Aharon Appelfeld, Juif errant invincible

Aharon Appelfeld, Juif errant invincible

 

Disparu en janvier, Aharon Appelfeld raconte la résurrection d’un déporté dans un roman limpide comme une parabole. La quête de dignité du jeune Theo a été celle de l’auteur israélien, rescapé de l’enfer nazi à l’âge de 13 ans. Jusqu’au bout, il aura opposé aux ténèbres une allégeance radieuse à la vie

Parce qu’il est un rescapé de la déportation, Aharon Appelfeld – décédé en janvier dernier, à 86 ans – est la voix la plus tourmentée des lettres israéliennes. Hantée par la Shoah, cette voix-là met en scène la barbarie des uns et le martyr des autres, tout en célébrant les mystères de la vie – même si elle ne fut longtemps qu’une survie, pour le romancier. «Dépossédé et déraciné, il est l’auteur dépaysé d’une littérature elle-même dépaysée, et il a fait de cette désorientation un sujet qui n’appartient qu’à lui», a écrit Philip Roth à propos d’Appelfeld, dont chaque roman ressemble à une thérapie intime, afin de chasser les fantômes monstrueux de son adolescence: né en 1932 en Bucovine, le jeune Aharon fut déporté dans un camp de concentration roumain dont il s’évada avant d’être recueilli par l’Armée rouge, à l’âge de 13 ans; il traversa ensuite l’Europe avec un convoi d’orphelins, débarqua en Palestine, apprit l’hébreu dans un kibboutz, fit ses études à Jérusalem et considéra qu’il était à sa place en terre d’Israël.

«La faim, la soif, la peur et la mort rendent les mots superflus», a dit Appelfeld. Et pourtant, il est devenu un maître de la langue hébraïque, une langue dans laquelle il s’est littéralement réenraciné pour poser, d’un livre à l’autre, la plus tragique des questions: peut-on restituer l’horreur, en nommant l’innommable?

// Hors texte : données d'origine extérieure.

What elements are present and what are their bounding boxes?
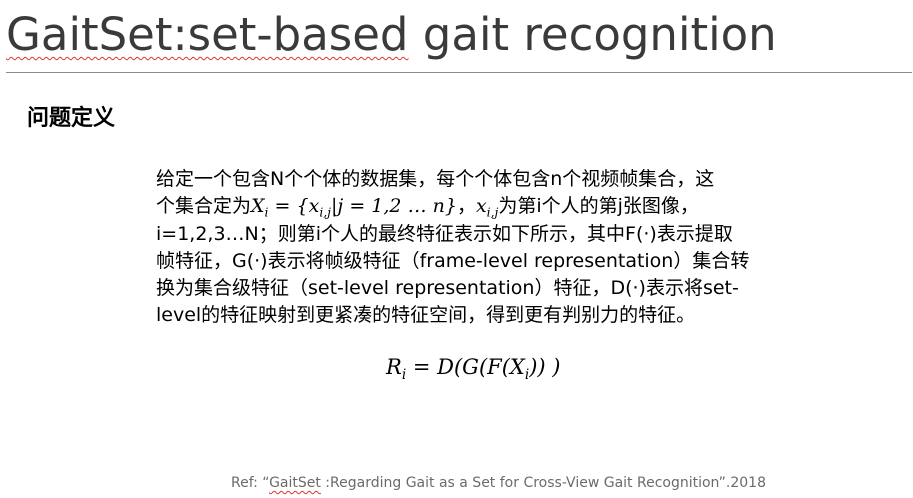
definition-line-2-text-a: 个集合定为 (156, 195, 252, 218)
formula-rhs-a: = D(G(F(X (406, 355, 525, 379)
reference-suffix: :Regarding Gait as a Set for Cross-View … (320, 475, 766, 491)
definition-line-3: i=1,2,3…N；则第i个人的最终特征表示如下所示，其中F(·)表示提取 (156, 222, 733, 245)
set-definition-b: |j = 1,2 … n} (331, 195, 457, 218)
feature-formula: Ri = D(G(F(Xi)) ) (386, 351, 561, 383)
slide-title: GaitSet:set-based gait recognition (6, 4, 777, 66)
problem-definition-text: 给定一个包含N个个体的数据集，每个个体包含n个视频帧集合，这 个集合定为Xi =… (156, 166, 806, 330)
formula-lhs: R (386, 355, 402, 379)
definition-line-2: 个集合定为Xi = {xi,j|j = 1,2 … n}，xi,j为第i个人的第… (156, 193, 806, 220)
image-symbol: xi,j (475, 195, 499, 220)
set-definition-a: = {x (268, 195, 320, 218)
definition-line-2-text-c: 为第i个人的第j张图像， (498, 195, 699, 218)
definition-line-6: level的特征映射到更紧凑的特征空间，得到更有判别力的特征。 (156, 304, 696, 327)
title-divider (6, 72, 912, 73)
image-symbol-base: x (475, 195, 487, 218)
set-symbol: Xi = {xi,j|j = 1,2 … n} (251, 195, 457, 220)
definition-line-4: 帧特征，G(·)表示将帧级特征（frame-level representati… (156, 249, 750, 272)
definition-line-5: 换为集合级特征（set-level representation）特征，D(·)… (156, 277, 739, 300)
set-symbol-base: X (251, 195, 265, 218)
reference-citation: Ref: “GaitSet :Regarding Gait as a Set f… (231, 472, 766, 494)
slide-title-rest: gait recognition (408, 8, 777, 61)
slide-title-underlined: GaitSet:set-based (6, 8, 409, 61)
set-definition-sub: i,j (319, 205, 332, 220)
reference-prefix: Ref: “ (231, 475, 270, 491)
formula-rhs-b: )) ) (529, 355, 561, 379)
definition-line-1: 给定一个包含N个个体的数据集，每个个体包含n个视频帧集合，这 (156, 168, 715, 190)
image-symbol-sub: i,j (486, 205, 499, 220)
definition-line-2-text-b: ， (456, 195, 476, 218)
reference-underlined: GaitSet (269, 475, 321, 491)
section-heading: 问题定义 (27, 105, 116, 131)
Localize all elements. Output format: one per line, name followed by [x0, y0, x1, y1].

La magie réparatrice du langage

Prix Médicis étranger en 2004 pour Histoire d’une vie, un remarquable roman de formation, Appelfeld a signé une trentaine d’ouvrages où l’ombre de Kafka croise celles de Bruno Schulz, de Primo Levi et de Stefan Zweig. De Floraison sauvage à L’Amour soudain, du Temps des prodiges à L’héritage nu et à La Chambre de Mariana,Appelfeld ne cesse de recoller les fragments d’une mémoire disloquée tout en cherchant à renouer avec ce qu’il appelle «l’innocence perdue». A ses yeux, elle ne peut être reconquise que grâce au langage et à sa magie réparatrice, de quoi éclairer le titre si paradoxal de son ultime roman paru en Israël en 2014, Des jours d’une stupéfiante clarté. Car ce n’est pas à la lumière mais aux ténèbres que nous sommes d’abord confrontés dans ces pages en partie autobiographiques, où il évoque les séquelles d’une guerre qui a failli le briser à jamais.